Fortinet on Tuesday announced the availability of its Security Awareness and Training service geared to help companies strengthen the organization's security posture by advancing the cybersecurity skills and knowledge of their employees.
A Fortinet survey recently found that 73% of organizations had at least one intrusion or breach that can be partially attributed to a gap in cybersecurity skills.
The company’s new service has been designed by the Fortinet Training Institute to align with NIST 800-50 and 800-16 guidelines on information security, data privacy, physical security, password protection, and internet security.
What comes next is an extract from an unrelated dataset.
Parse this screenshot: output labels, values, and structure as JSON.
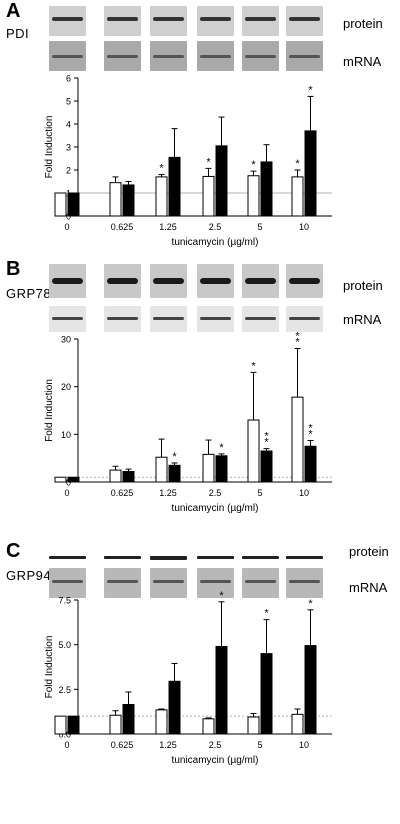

“At Fortinet we believe that all organizations should deploy awareness programs for all employees or users to truly protect their most important digital assets and as part of their security strategy,“ said David Lorti, Fortinet’s director of product marketing in a blog post. “These programs must be designed in a programmatic way to prove effective in changing employee behavior whereby employees are more cyber aware and able to spot malicious threats and other risks for their organization.”
Employees often break security policies and controls, not because they are attempting to be malicious, rather because they are trying to get their job done efficiently, said Sounil Yu, chief information security officer at JupiterOne. Yu said companies want their employees to be ingenious and creative, so it’s no surprise that employees find ways to evade security controls.
“It’s imperative that employees share those evasion methods with the security team, not so that the security team blocks those methods outright, but so that the security team can work to find or build safer, paved paths that let employees be even more productive,” Yu said. “Most security awareness training assumes that everyone operates at the same skill level. This wouldn't be acceptable for most other disciplines, however, this seems to have become the standard for security training.”
Hank Schless, senior manager, security solutions at Lookout, added that the industry need to modernize security training to help employees understand the risks in today’s cloud-first world. Schless said while it’s incredibly convenient and boosts productivity to now access data from any device or location, it also introduces increased risk of data loss.
“Employees are constantly sharing data, and might not even know when they do so in a way that violates internal or external data compliance standards,” Schless said. “Making employees aware of what qualifies as sensitive data, what the risks are of accessing that data from personal devices, and the tactics that attackers use to get their hands on it is a critical first handful of steps to take.”
Joseph Carson, chief security scientist and Advisory CISO at Delinea, said companies must make proper password hygiene a part of all security awareness training. Carson said the average employee still isn’t properly trained in cyber hygiene and best practices.
“This makes them an easy target for a phishing attack,” Carson said. “By ensuring that employees at all levels of the organization are given acceptable security training about how to identify malware-laced emails, and other basic attempts at credential theft, can be a significant step in helping to reduce the success rate of an attack, or at least raise an alert. By normalizing security training within the culture of the workplace, organizations can help maintain vigilance for these practices in the long-term.”